Concernant le Qatar, ce pays au double jeu permanent (une main gauche dans le football et la finance et une main droite dans le salafisme et les Frères musulmans), le message pourrait être le suivant : si vous continuez, nous ne vous protégerons plus et nous remplacerons votre gaz par du gaz iranien et russe. De même que pour l'Arabie saoudite, qui a un vrai pouvoir de nuisance avec ses réserves gigantesques de pétrole de bonne qualité. Et pourquoi pas aller un jour jusqu’à menacer militairement les pays qui parrainent et financent nos pires ennemis alors que nous l'avons bien fait dans le passé avec l'Irak, la Libye, le Soudan, l’Afghanistan, etc ?, sans oublier les sanctions envers l’Iran qui ont fait en partie plier le régime des Mollahs jusqu’aux négociations récentes. 
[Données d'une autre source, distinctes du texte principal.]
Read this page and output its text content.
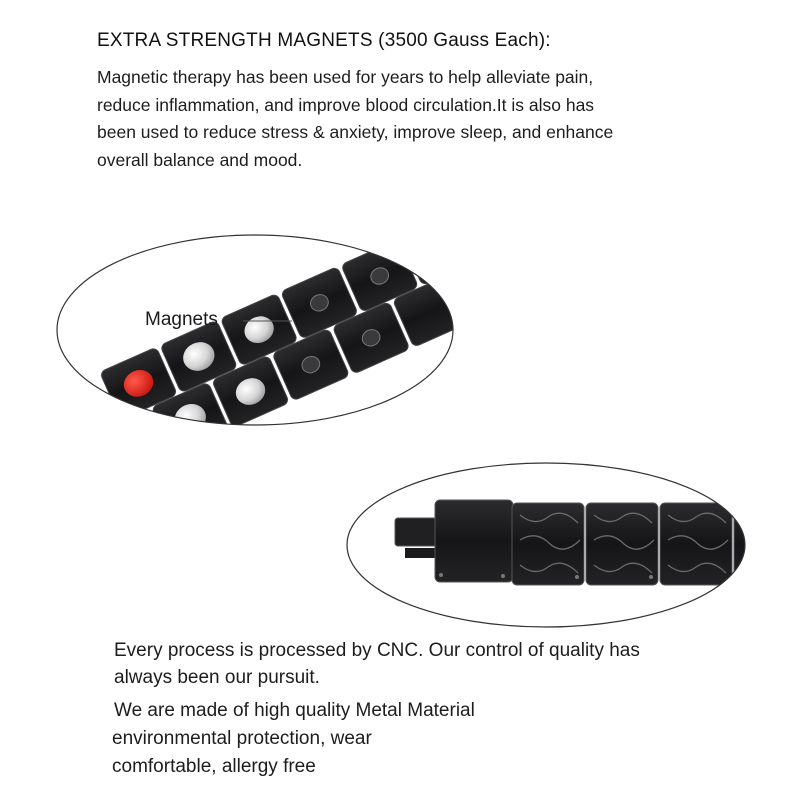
EXTRA STRENGTH MAGNETS (3500 Gauss Each):
Magnetic therapy has been used for years to help alleviate pain,
reduce inflammation, and improve blood circulation.It is also has
been used to reduce stress & anxiety, improve sleep, and enhance
overall balance and mood.
Magnets
Every process is processed by CNC. Our control of quality has
always been our pursuit.
We are made of high quality Metal Material
environmental protection, wear
comfortable, allergy free
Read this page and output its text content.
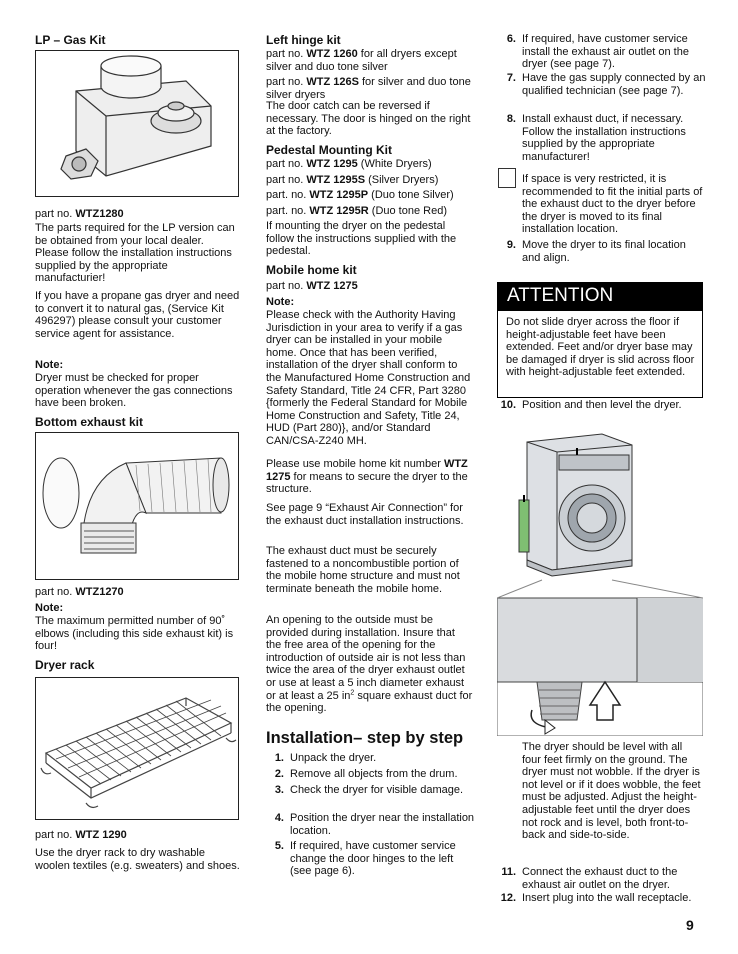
LP – Gas Kit

part no. WTZ1280

The parts required for the LP version can be obtained from your local dealer. Please follow the installation instructions supplied by the appropriate manufacturier!

If you have a propane gas dryer and need to convert it to natural gas, (Service Kit 496297) please consult your customer service agent for assistance.

Note:

Dryer must be checked for proper operation whenever the gas connections have been broken.

Bottom exhaust kit

part no. WTZ1270

Note:

The maximum permitted number of 90˚ elbows (including this side exhaust kit) is four!

Dryer rack

part no. WTZ 1290

Use the dryer rack to dry washable woolen textiles (e.g. sweaters) and shoes.

Left hinge kit

part no. WTZ 1260 for all dryers except silver and duo tone silver

part no. WTZ 126S for silver and duo tone silver dryers

The door catch can be reversed if necessary. The door is hinged on the right at the factory.

Pedestal Mounting Kit

part no. WTZ 1295 (White Dryers)

part no. WTZ 1295S (Silver Dryers)

part. no. WTZ 1295P (Duo tone Silver)

part. no. WTZ 1295R (Duo tone Red)

If mounting the dryer on the pedestal follow the instructions supplied with the pedestal.

Mobile home kit

part no. WTZ 1275

Note:

Please check with the Authority Having Jurisdiction in your area to verify if a gas dryer can be installed in your mobile home. Once that has been verified, installation of the dryer shall conform to the Manufactured Home Construction and Safety Standard, Title 24 CFR, Part 3280 {formerly the Federal Standard for Mobile Home Construction and Safety, Title 24, HUD (Part 280)}, and/or Standard CAN/CSA-Z240 MH.

Please use mobile home kit number WTZ 1275 for means to secure the dryer to the structure.

See page 9 “Exhaust Air Connection” for the exhaust duct installation instructions.

The exhaust duct must be securely fastened to a noncombustible portion of the mobile home structure and must not terminate beneath the mobile home.

An opening to the outside must be provided during installation. Insure that the free area of the opening for the introduction of outside air is not less than twice the area of the dryer exhaust outlet or use at least a 5 inch diameter exhaust or at least a 25 $in^2$ square exhaust duct for the opening.

Installation– step by step
1. Unpack the dryer.
2. Remove all objects from the drum.
3. Check the dryer for visible damage.
4. Position the dryer near the installation location.
5. If required, have customer service change the door hinges to the left (see page 6).
6. If required, have customer service install the exhaust air outlet on the dryer (see page 7).
7. Have the gas supply connected by an qualified technician (see page 7).
8. Install exhaust duct, if necessary. Follow the installation instructions supplied by the appropriate manufacturer!

If space is very restricted, it is recommended to fit the initial parts of the exhaust duct to the dryer before the dryer is moved to its final installation location.

9. Move the dryer to its final location and align.
ATTENTION

Do not slide dryer across the floor if height-adjustable feet have been extended. Feet and/or dryer base may be damaged if dryer is slid across floor with height-adjustable feet extended.

10. Position and then level the dryer.

The dryer should be level with all four feet firmly on the ground. The dryer must not wobble. If the dryer is not level or if it does wobble, the feet must be adjusted. Adjust the height-adjustable feet until the dryer does not rock and is level, both front-to-back and side-to-side.

11. Connect the exhaust duct to the exhaust air outlet on the dryer.
12. Insert plug into the wall receptacle.
9
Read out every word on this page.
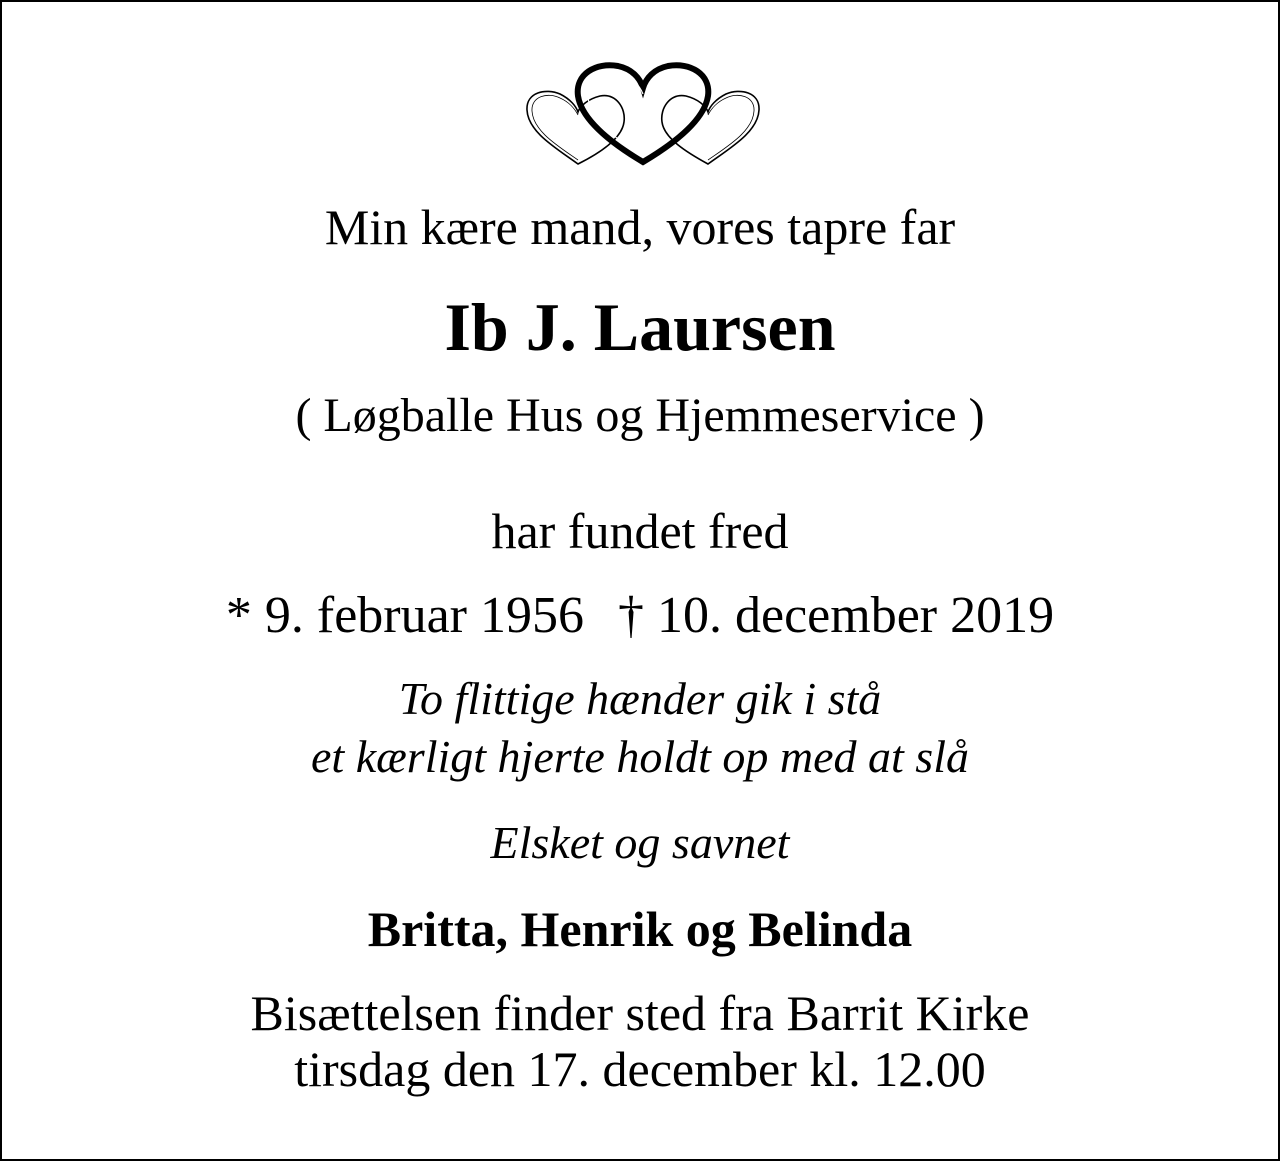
Min kære mand, vores tapre far
Ib J. Laursen
( Løgballe Hus og Hjemmeservice )
har fundet fred
* 9. februar 1956 † 10. december 2019
To flittige hænder gik i stå
et kærligt hjerte holdt op med at slå
Elsket og savnet
Britta, Henrik og Belinda
Bisættelsen finder sted fra Barrit Kirke
tirsdag den 17. december kl. 12.00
A l’échelle de la politique interne et des ingérences intolérables de ces pays dans la gestion de l’islam et l’instrumentalisation des communautés musulmanes, je me souviens de ce dont Charles Pasqua m'avait fait part : les Saoudiens n'avaient pas rechigné lorsqu'il les avait sommés d'arrêter de financer des centres et mosquées salafistes en France. Pendant la période où Pasqua a été ministre de l’intérieur dans les années 1990, les financements saoudiens wahhabites-salafistes ont cessé et l’ouvrage best-seller du Frère musulman égypto-qatari Al-Qardaoui a été interdit. Et ni le Qatar ni les Saoudiens ne nous en ont voulu ! Il est d'ailleurs incroyable que les Européens n'aient même pas essayé (excepté Pasqua) de demander à ces pays depuis 30 ans de cesser de diffuser le salafisme ou les Frères musulmans chez nous et donc de semer la fracture civilisationnelle et communautariste, voire l’intolérence et la violence, à terme ! Sans aller jusqu'aux menaces et aux pressions diplomatiques, nos gouvernements successifs n’ont jamais demandé, même timidement, aux interlocuteurs "alliés" du Golfe ou à la Turquie de renoncer à leurs comportements intolérables. Pour preuve de la possibilité d’être maîtres chez nous et de mettre fin aux ingérances des Etats obscurantistes, l'Autriche, après le 11 janvier 2015, a totalement réformé la représentation de l'islam national en refusant qu'il soit financé par les Turcs et les Saoudiens, notamment. Erdogan a protesté comme d'habitude dans un premier temps, mais cela a eu aucune conséquence économique ou politique grave. EN termes clairs, la progression du virus islamiste dans le monde et sur notre sol s’est fait sans même que les Occidentaux n’expriment leur désaccord.  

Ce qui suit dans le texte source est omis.